While still making offline mode available, Kojima said he “really wouldn’t recommend it”. His argument was that in playing offline “You completely lose the support of other players, and it becomes an entirely standalone, single-player experience.” Playing offline was clearly not what he intended.
It would be remiss of me to argue with the man who created the game. However, I couldn’t help but feel everyone — including Kojima — is missing the point somewhat. This is, after all, a story about a single man going it alone to reconnect the United States; not about an individual saving the United States with a bunch of help from a community of people he doesn’t know.
Alone in the world
There aren’t many game worlds you can enter that aren’t packed full of content to discover and explore. In the majority of titles, NPCs and enemies are scattered liberally to ensure players don’t have too much downtime and lose interest. And for me, it’s their relative absence that makes Death Stranding so appealing.
In the wilfully slow pace of the game (especially its earliest stages), players are afforded abundant space and time. Time to mull over what you have learnt about the world so far; its story, context and characters. Time to enjoy the beautiful, barren landscapes. You’re not swept along by a fast-paced linear narrative throwing challenge after set piece your way. Instead, you're given space to work out what you want to do and how.
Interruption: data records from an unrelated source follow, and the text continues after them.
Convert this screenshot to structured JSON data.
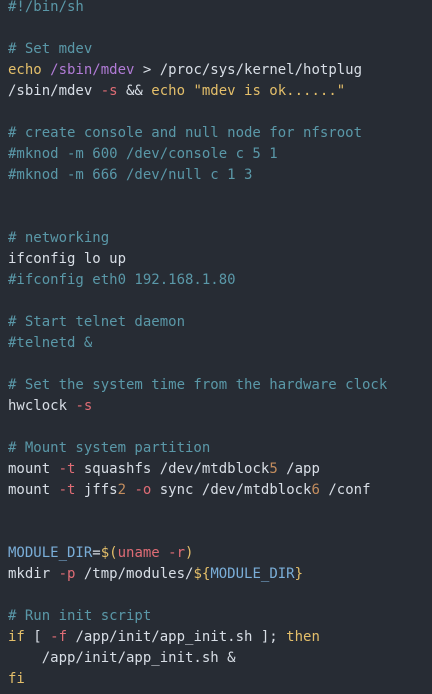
{
  "code": {
    "lines": [
      [
        {
          "t": "#!/bin/sh",
          "c": "comment"
        }
      ],
      [],
      [
        {
          "t": "# Set mdev",
          "c": "comment"
        }
      ],
      [
        {
          "t": "echo",
          "c": "builtin"
        },
        {
          "t": " ",
          "c": "plain"
        },
        {
          "t": "/sbin/mdev",
          "c": "path"
        },
        {
          "t": " > /proc/sys/kernel/hotplug",
          "c": "plain"
        }
      ],
      [
        {
          "t": "/sbin/mdev ",
          "c": "plain"
        },
        {
          "t": "-s",
          "c": "flag"
        },
        {
          "t": " && ",
          "c": "plain"
        },
        {
          "t": "echo",
          "c": "builtin"
        },
        {
          "t": " ",
          "c": "plain"
        },
        {
          "t": "\"mdev is ok......\"",
          "c": "string"
        }
      ],
      [],
      [
        {
          "t": "# create console and null node for nfsroot",
          "c": "comment"
        }
      ],
      [
        {
          "t": "#mknod -m 600 /dev/console c 5 1",
          "c": "comment"
        }
      ],
      [
        {
          "t": "#mknod -m 666 /dev/null c 1 3",
          "c": "comment"
        }
      ],
      [],
      [],
      [
        {
          "t": "# networking",
          "c": "comment"
        }
      ],
      [
        {
          "t": "ifconfig lo up",
          "c": "plain"
        }
      ],
      [
        {
          "t": "#ifconfig eth0 192.168.1.80",
          "c": "comment"
        }
      ],
      [],
      [
        {
          "t": "# Start telnet daemon",
          "c": "comment"
        }
      ],
      [
        {
          "t": "#telnetd &",
          "c": "comment"
        }
      ],
      [],
      [
        {
          "t": "# Set the system time from the hardware clock",
          "c": "comment"
        }
      ],
      [
        {
          "t": "hwclock ",
          "c": "plain"
        },
        {
          "t": "-s",
          "c": "flag"
        }
      ],
      [],
      [
        {
          "t": "# Mount system partition",
          "c": "comment"
        }
      ],
      [
        {
          "t": "mount ",
          "c": "plain"
        },
        {
          "t": "-t",
          "c": "flag"
        },
        {
          "t": " squashfs /dev/mtdblock",
          "c": "plain"
        },
        {
          "t": "5",
          "c": "number"
        },
        {
          "t": " /app",
          "c": "plain"
        }
      ],
      [
        {
          "t": "mount ",
          "c": "plain"
        },
        {
          "t": "-t",
          "c": "flag"
        },
        {
          "t": " jffs",
          "c": "plain"
        },
        {
          "t": "2",
          "c": "number"
        },
        {
          "t": " ",
          "c": "plain"
        },
        {
          "t": "-o",
          "c": "flag"
        },
        {
          "t": " sync /dev/mtdblock",
          "c": "plain"
        },
        {
          "t": "6",
          "c": "number"
        },
        {
          "t": " /conf",
          "c": "plain"
        }
      ],
      [],
      [],
      [
        {
          "t": "MODULE_DIR",
          "c": "var"
        },
        {
          "t": "=",
          "c": "op"
        },
        {
          "t": "$(",
          "c": "builtin"
        },
        {
          "t": "uname ",
          "c": "flag"
        },
        {
          "t": "-r",
          "c": "flag"
        },
        {
          "t": ")",
          "c": "builtin"
        }
      ],
      [
        {
          "t": "mkdir ",
          "c": "plain"
        },
        {
          "t": "-p",
          "c": "flag"
        },
        {
          "t": " /tmp/modules/",
          "c": "plain"
        },
        {
          "t": "${",
          "c": "builtin"
        },
        {
          "t": "MODULE_DIR",
          "c": "var"
        },
        {
          "t": "}",
          "c": "builtin"
        }
      ],
      [],
      [
        {
          "t": "# Run init script",
          "c": "comment"
        }
      ],
      [
        {
          "t": "if",
          "c": "keyword"
        },
        {
          "t": " [ ",
          "c": "plain"
        },
        {
          "t": "-f",
          "c": "flag"
        },
        {
          "t": " /app/init/app_init.sh ]; ",
          "c": "plain"
        },
        {
          "t": "then",
          "c": "keyword"
        }
      ],
      [
        {
          "t": "    /app/init/app_init.sh &",
          "c": "plain"
        }
      ],
      [
        {
          "t": "fi",
          "c": "keyword"
        }
      ]
    ]
  },
  "colors": {
    "background": "#272c34",
    "comment": "#5a98a8",
    "plain": "#d8dee6",
    "builtin": "#e4bf6a",
    "path": "#b17bd6",
    "flag": "#df6c75",
    "number": "#c38d5e",
    "var": "#7aaed8"
  }
}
Of course, there is a story. Arguably the game suffers most from criticisms of repetitiveness once a player steps away from the main storyline to focus on side delivery missions. But even at its most direct, where interactions with enemies and NPCs are more frequent and help to drive the narrative, there remains an overwhelming sense of your isolation in this world.
For me, this is crucial. We live in an unavoidably hyper-connected world, where the internet is ubiquitous and omnipresent. It's as true for the real world as it is for gaming. Titles are now frequently stacked with online features, with the onus often more on the online multiplayer experience than the core game itself. There's nothing inherently wrong with this. Multiplayer is almost as old as gaming itself, after all and the success of GTA Online shows there's certainly appetite for it.
In the case of Death Stranding, playing the game online as it was intended also has the benefit of making the game easier. Roads markedly upgrade your ability to traverse the landscape and players you're connected to can pop up to provide some much-needed assistance during BT battles.
But for me, it more noticeably introduced a host of alerts and alarms into the otherwise serene environment. Flags peppered the surface, crowding key locations in a stream of notifications I neither wanted nor asked for. These are the technological features of our daily lives I am trying to escape from, and the opposite of what appealed so much about this gaming experience.
Perhaps in the full course of time the innovation of the online Strand feature will be the lasting legacy of Death Stranding. But for me, the real fulfilment comes with the opportunity to immerse myself in an experience that allows you to embrace isolation, to lean into it. One that simply allows you to be alone in the world until you're ready to re-connect again.